🔗
15. Bölüm: Düşünceler Silsilesi.
Bütün ömrümüz sınavla geçiyor. Gerek okul sınavı gerekse hayat sınavı. Bunların hepsinden yüksek not aldığımız da muamma gerçi. Yine de elimizden gelenin en iyisini yapmaya çalışıyoruz; ki bence bu bile yeter. Çalıştığımız derslerle aldığımız notlar gibi hayatta verdiğimiz kararlarla da belli bir not alıyoruz. Bazen iyi yani yüksek not, bazense kötü yani düşük not. Hiçbirinin önemi yok. Önemli olan; yaşamak.
Yaşam, kimine göre uzun kimine göre kısa. Belki de kısa olanlar için daha güzel oluyordur ma geride kalanlar yani uzun olanlar için kötü bir durum bence. Yaşamını yitiren kişi ortadan kayboluyor, hiçbir şey hatırlamıyor, birini seven kalbi bile çürüyüp yok oluyor. Ama o sevdiği kişi... İşte onun için hayat çok zor oluyor. Binlerce anı yaşadığı insan artık yanında değil. Bedeni toprağa karışmış, ruhu başka alemlerde. Kendisi gidiyor sadece hafızalarda ki anılar kalıyor.
Ölüm diyoruz buna. Ölüm. Dört harfli ama sonsuzluk vadeden kelime. Ne bir çözümü ne de telafisi olan bir şey, bir durum. Bunu bilen kişi için kurtuluş belki de.
Allah, önce sevdiği kullarını yanına alırmış. Allah'a kavuşuyorsun işte. Nasıl kötü olabilir ki bu durum?
Gözümden akan bir damla yaşı kimse görmeden sildim. Kampüste oturmuş, kitap okuyordum ama kitabın sonunda aşıklar ayrılmıştı. Kadın ölmüş, adam kalmıştı. Ne kadar yaşamak denirse o kadar yaşamaya devam etmişti. Çünkü bir kızı vardı. Ve tabi bir de oğlu. Abi kardeş babalarına destek olmuşlardır umarım. Kitabın kapağını kapattım ve çantama koydum. Geldiğim ilk anda aldığım ama buz gibi olan kahveden bir yudum aldım. İçemeyeceğimi anlayınca geri bıraktım.

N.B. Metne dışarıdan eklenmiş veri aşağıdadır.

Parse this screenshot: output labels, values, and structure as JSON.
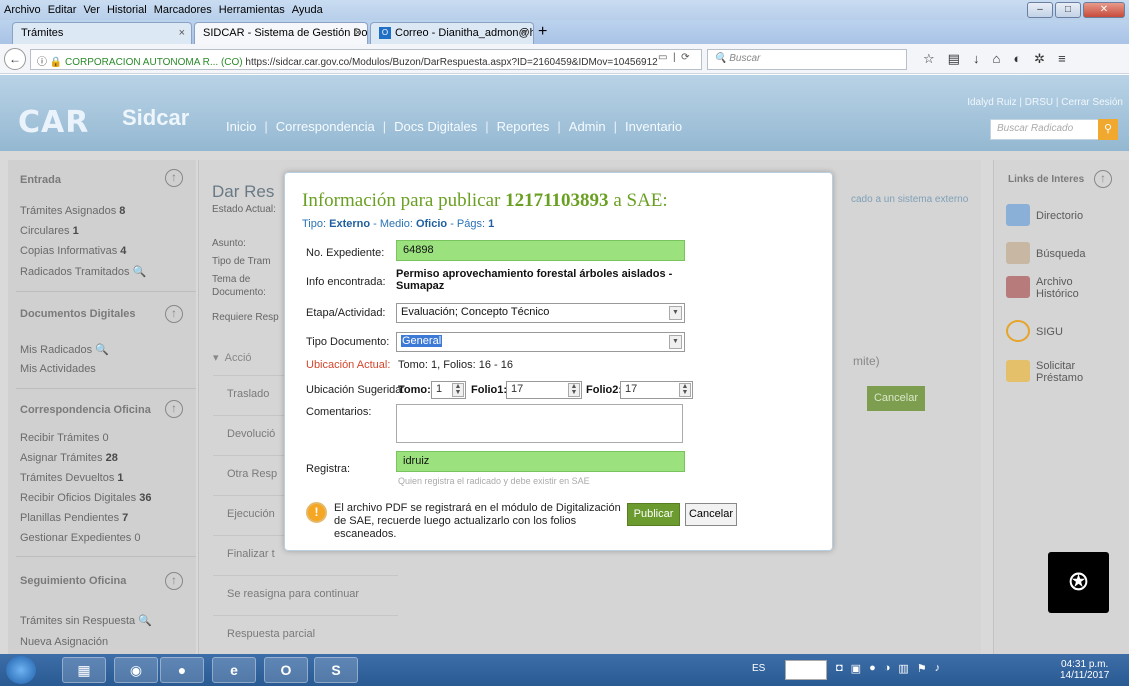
{
  "menu": [
    "Archivo",
    "Editar",
    "Ver",
    "Historial",
    "Marcadores",
    "Herramientas",
    "Ayuda"
  ],
  "tabs": [
    {
      "label": "Trámites"
    },
    {
      "label": "SIDCAR - Sistema de Gestión Doc"
    },
    {
      "label": "Correo - Dianitha_admon@h"
    }
  ],
  "url": {
    "org": "CORPORACION AUTONOMA R... (CO)",
    "address": "https://sidcar.car.gov.co/Modulos/Buzon/DarRespuesta.aspx?ID=2160459&IDMov=10456912",
    "search_placeholder": "Buscar"
  },
  "header": {
    "logo_car": "CAR",
    "logo_sidcar": "Sidcar",
    "nav": [
      "Inicio",
      "Correspondencia",
      "Docs Digitales",
      "Reportes",
      "Admin",
      "Inventario"
    ],
    "user": "Idalyd Ruiz  |  DRSU  |  Cerrar Sesión",
    "search_placeholder": "Buscar Radicado"
  },
  "sidebar": {
    "entrada": "Entrada",
    "entrada_items": [
      "Trámites Asignados",
      "Circulares",
      "Copias Informativas",
      "Radicados Tramitados"
    ],
    "entrada_counts": [
      "8",
      "1",
      "4",
      ""
    ],
    "docs": "Documentos Digitales",
    "docs_items": [
      "Mis Radicados",
      "Mis Actividades"
    ],
    "corr": "Correspondencia Oficina",
    "corr_items": [
      "Recibir Trámites 0",
      "Asignar Trámites",
      "Trámites Devueltos",
      "Recibir Oficios Digitales",
      "Planillas Pendientes",
      "Gestionar Expedientes 0"
    ],
    "corr_counts": [
      "",
      "28",
      "1",
      "36",
      "7",
      ""
    ],
    "seg": "Seguimiento Oficina",
    "seg_items": [
      "Trámites sin Respuesta",
      "Nueva Asignación"
    ]
  },
  "content": {
    "title": "Dar Res",
    "estado": "Estado Actual:",
    "asunto": "Asunto:",
    "tipo_tram": "Tipo de Tram",
    "tema": "Tema de",
    "documento": "Documento:",
    "requiere": "Requiere Resp",
    "accion": "Acció",
    "rows": [
      "Traslado",
      "Devolució",
      "Otra Resp",
      "Ejecución",
      "Finalizar t",
      "Se reasigna para continuar",
      "Respuesta parcial"
    ],
    "ext_link": "cado a un sistema externo",
    "mite": "mite)",
    "cancel": "Cancelar"
  },
  "rightbar": {
    "title": "Links de Interes",
    "items": [
      "Directorio",
      "Búsqueda",
      "Archivo Histórico",
      "SIGU",
      "Solicitar Préstamo"
    ]
  },
  "modal": {
    "title_prefix": "Información para publicar",
    "radicado": "12171103893",
    "title_suffix": "a SAE:",
    "tipo_label": "Tipo:",
    "tipo": "Externo",
    "medio_label": "- Medio:",
    "medio": "Oficio",
    "pags_label": "- Págs:",
    "pags": "1",
    "expediente_label": "No. Expediente:",
    "expediente": "64898",
    "info_label": "Info encontrada:",
    "info": "Permiso aprovechamiento forestal árboles aislados - Sumapaz",
    "etapa_label": "Etapa/Actividad:",
    "etapa": "Evaluación; Concepto Técnico",
    "tipodoc_label": "Tipo Documento:",
    "tipodoc": "General",
    "ubic_actual_label": "Ubicación Actual:",
    "ubic_actual": "Tomo: 1, Folios: 16 - 16",
    "ubic_sug_label": "Ubicación Sugerida:",
    "tomo_label": "Tomo:",
    "tomo": "1",
    "folio1_label": "Folio1:",
    "folio1": "17",
    "folio2_label": "Folio2:",
    "folio2": "17",
    "comentarios_label": "Comentarios:",
    "registra_label": "Registra:",
    "registra": "idruiz",
    "hint": "Quien registra el radicado y debe existir en SAE",
    "warning": "El archivo PDF se registrará en el módulo de Digitalización de SAE, recuerde luego actualizarlo con los folios escaneados.",
    "publish": "Publicar",
    "cancel": "Cancelar"
  },
  "taskbar": {
    "lang": "ES",
    "time": "04:31 p.m.",
    "date": "14/11/2017"
  },
  "colors": {
    "accent_green": "#6aa022",
    "link_blue": "#2a72b3",
    "input_green": "#9be27f",
    "warning_red": "#d3462c"
  }
}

Uzun zaman sonra, yaklaşık iki sene, üniversiteye derse gelmiştim. Dondurmak için oluşan bazı sebepler artık ortadan kaybolduğu için okuluma devam etmemde hiçbir sakınca yoktu. Sabah kalktığımda, hazırlanırken ilk kez gidiyormuş gibi hissettim. Çağan, Yağız ve Leya da başlamışlardı. Leya ve Çağan aynı üniversitede ama farklı bölümlerde okuyordu. Ben ve Yağız da iki farklı üniversitede okuyorduk, maalesef. Birde Ecrin var. Ecrin bizden habersiz İzmir'den İstanbul'a yatay geçiş yapmış. İlk söylediğinde çok mutlu olmuştuk hepimiz. Şimdi ikimiz aynı yerdeydik. O tıp fakültesi bölümünde ben ise mimarlık.
Ders saatlerimiz uyuşmadığı için, kendi başıma takılmak zorunda kalıyordum. Ama tabi ki bundan şikayetçi değilim. Seviyorum yalnız olmayı.
Karşımdaki sandalyenin çekildiğini görünce başımı kaldırdım. Gelen kişi Alisa'ydı. Tercihlerimizi birlikte yaptığımız için ikimiz de aynı üniversitedeydik. O, güzel sanatlar okuyordu. Kendisinin resme oldukça fazla yeteneği var çünkü. "Nasıl, özlemiş misin bu ortamı?" Diye sorunca gülerek başımı salladım. "Çok." Dedim ve gözlerimi etrafta gezdirdim. "Bayağı değişmiş ama. En son geldiğimde böyle değildi." Dediğimde beni onayladı. "Geçen sene, yaz tatilinde yapılmış her şey. Ben de ilk geldiğimde çok şaşırmıştım." Dedi ve soğumuş kahvemden bir yudum aldı. "Soğumuş bu!" Yüzünü buruşturup geri bıraktığında küçük bir kahkaha attım. "Evet, alırız birazdan yenisini." Diyerek gülmeye devam ettim.